La police est impuissante, les journaux en font leurs gros titres, et les gangs suscitent passion et intérêt à une époque de privation pour le peuple américain. Howard Hawks parvient parfaitement à illustrer ce malaise patent qui ronge la société et a favorisé la déviance de beaucoup des sujets de l'Oncle Sam. Le manichéisme est absent du film, Camonte n'est pas un homme foncièrement mauvais, c'est un homme qui aime défier les lois et l'ordre, mais qui protégera les siens et ses intérêts coûte que coûte.

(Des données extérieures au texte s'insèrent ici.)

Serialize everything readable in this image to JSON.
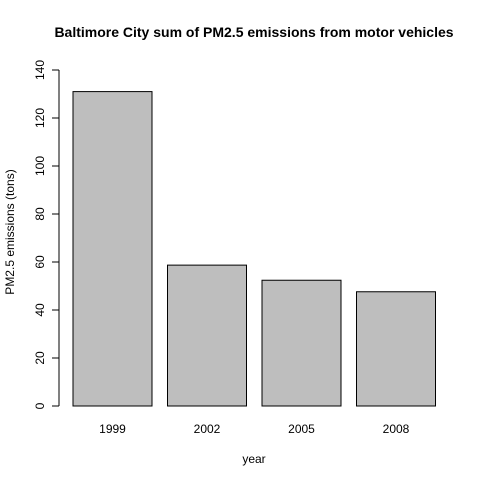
{
  "colors": {
    "bar_fill": "#bebebe",
    "bar_stroke": "#000000",
    "axis": "#000000",
    "background": "#ffffff"
  },
  "chart_data": {
    "type": "bar",
    "title": "Baltimore City sum of PM2.5 emissions from motor vehicles",
    "xlabel": "year",
    "ylabel": "PM2.5 emissions (tons)",
    "categories": [
      "1999",
      "2002",
      "2005",
      "2008"
    ],
    "values": [
      131,
      58.7,
      52.4,
      47.6
    ],
    "ylim": [
      0,
      140
    ],
    "yticks": [
      "0",
      "20",
      "40",
      "60",
      "80",
      "100",
      "120",
      "140"
    ],
    "grid": false,
    "legend": "none"
  }
}
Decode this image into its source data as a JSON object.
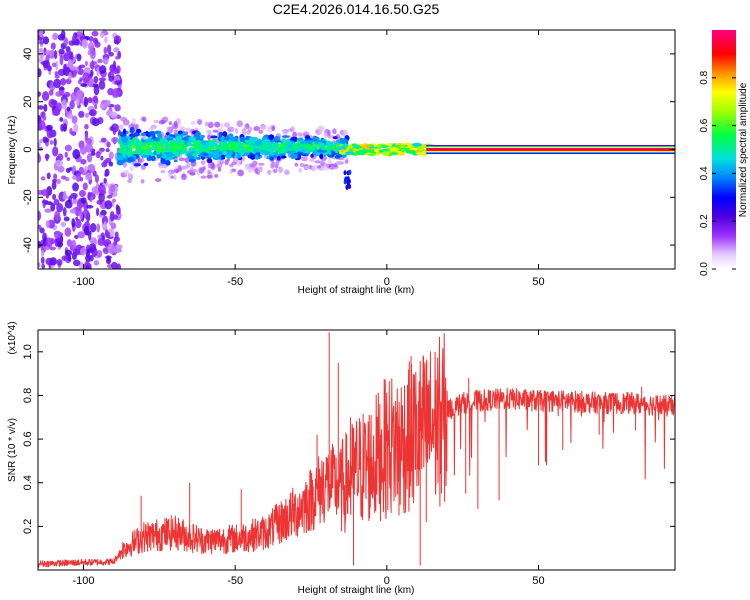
{
  "title": "C2E4.2026.014.16.50.G25",
  "colors": {
    "snr_line": "#ee3333",
    "frame": "#000000",
    "background": "#ffffff"
  },
  "chart_data": [
    {
      "type": "heatmap",
      "xlabel": "Height of straight line (km)",
      "ylabel": "Frequency (Hz)",
      "xlim": [
        -115,
        95
      ],
      "ylim": [
        -50,
        50
      ],
      "x_ticks": [
        -100,
        -50,
        0,
        50
      ],
      "y_ticks": [
        -40,
        -20,
        0,
        20,
        40
      ],
      "x_tick_labels": [
        "-100",
        "-50",
        "0",
        "50"
      ],
      "y_tick_labels": [
        "-40",
        "-20",
        "0",
        "20",
        "40"
      ],
      "colorbar": {
        "label": "Normalized spectral amplitude",
        "range": [
          0.0,
          1.0
        ],
        "ticks": [
          0.0,
          0.2,
          0.4,
          0.6,
          0.8
        ],
        "tick_labels": [
          "0.0",
          "0.2",
          "0.4",
          "0.6",
          "0.8"
        ],
        "colormap": "rainbow (white → purple → blue → cyan → green → yellow → red → magenta)"
      },
      "regions": [
        {
          "x_range": [
            -115,
            -88
          ],
          "freq_spread": [
            -50,
            50
          ],
          "amplitude": 0.15
        },
        {
          "x_range": [
            -88,
            -15
          ],
          "freq_spread": [
            -12,
            10
          ],
          "amplitude": 0.35
        },
        {
          "x_range": [
            -15,
            15
          ],
          "freq_spread": [
            -3,
            3
          ],
          "amplitude": 0.6
        },
        {
          "x_range": [
            15,
            95
          ],
          "freq_spread": [
            -0.5,
            0.5
          ],
          "amplitude": 1.0
        }
      ]
    },
    {
      "type": "line",
      "xlabel": "Height of straight line (km)",
      "ylabel": "SNR (10 * v/v)",
      "y_multiplier": "(x10^4)",
      "xlim": [
        -115,
        95
      ],
      "ylim": [
        0,
        1.1
      ],
      "x_ticks": [
        -100,
        -50,
        0,
        50
      ],
      "y_ticks": [
        0.2,
        0.4,
        0.6,
        0.8,
        1.0
      ],
      "x_tick_labels": [
        "-100",
        "-50",
        "0",
        "50"
      ],
      "y_tick_labels": [
        "0.2",
        "0.4",
        "0.6",
        "0.8",
        "1.0"
      ],
      "series": [
        {
          "envelope_x": [
            -115,
            -90,
            -87,
            -80,
            -70,
            -60,
            -50,
            -40,
            -30,
            -25,
            -20,
            -15,
            -10,
            -5,
            0,
            5,
            10,
            15,
            20,
            25,
            30,
            40,
            50,
            60,
            70,
            80,
            90,
            95
          ],
          "envelope_y": [
            0.03,
            0.04,
            0.1,
            0.16,
            0.18,
            0.14,
            0.15,
            0.18,
            0.28,
            0.34,
            0.42,
            0.4,
            0.48,
            0.52,
            0.6,
            0.62,
            0.66,
            0.7,
            0.74,
            0.77,
            0.78,
            0.79,
            0.78,
            0.78,
            0.77,
            0.77,
            0.76,
            0.75
          ],
          "spikes": [
            {
              "x": -81,
              "y": 0.34
            },
            {
              "x": -65,
              "y": 0.4
            },
            {
              "x": -48,
              "y": 0.37
            },
            {
              "x": -23,
              "y": 0.62
            },
            {
              "x": -19,
              "y": 1.09
            },
            {
              "x": -16,
              "y": 0.95
            },
            {
              "x": -12,
              "y": 0.7
            },
            {
              "x": 8,
              "y": 0.98
            },
            {
              "x": 14,
              "y": 0.85
            },
            {
              "x": 27,
              "y": 0.88
            },
            {
              "x": 84,
              "y": 0.84
            },
            {
              "x": 93,
              "y": 0.8
            }
          ],
          "dips": [
            {
              "x": -11,
              "y": 0.02
            },
            {
              "x": 4,
              "y": 0.25
            },
            {
              "x": 11,
              "y": 0.02
            },
            {
              "x": 13,
              "y": 0.22
            },
            {
              "x": 18,
              "y": 0.35
            },
            {
              "x": 26,
              "y": 0.35
            },
            {
              "x": 30,
              "y": 0.28
            },
            {
              "x": 37,
              "y": 0.32
            },
            {
              "x": 50,
              "y": 0.48
            },
            {
              "x": 58,
              "y": 0.55
            },
            {
              "x": 70,
              "y": 0.62
            },
            {
              "x": 82,
              "y": 0.64
            }
          ]
        }
      ]
    }
  ]
}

En à peine une heure et demi de temps, Howard Hawks livre un condensé cinématographique sur la Prohibition, la vie des gangs, la guerre qui les opposait, et si tous ces guerriers des rues semblent semer la terreur au sein de la société, ils se présentent davantage comme des victimes d'un monde qui les a poussé à les marginaliser, et qui furent à la tête d'une économie parallèle dans une situation de contestation sociale inédite. Scarface est le parfait film de gangsters, réalisé à une époque où le code Hays n'était pas encore en vigueur, permettant une plus grande liberté de discours, et témoignant directement de ce qu'était l'Amérique de la Prohibition. Un film aux multiples fulgurances qui est une référence du genre et gagnerait à être plus connu de nos jours.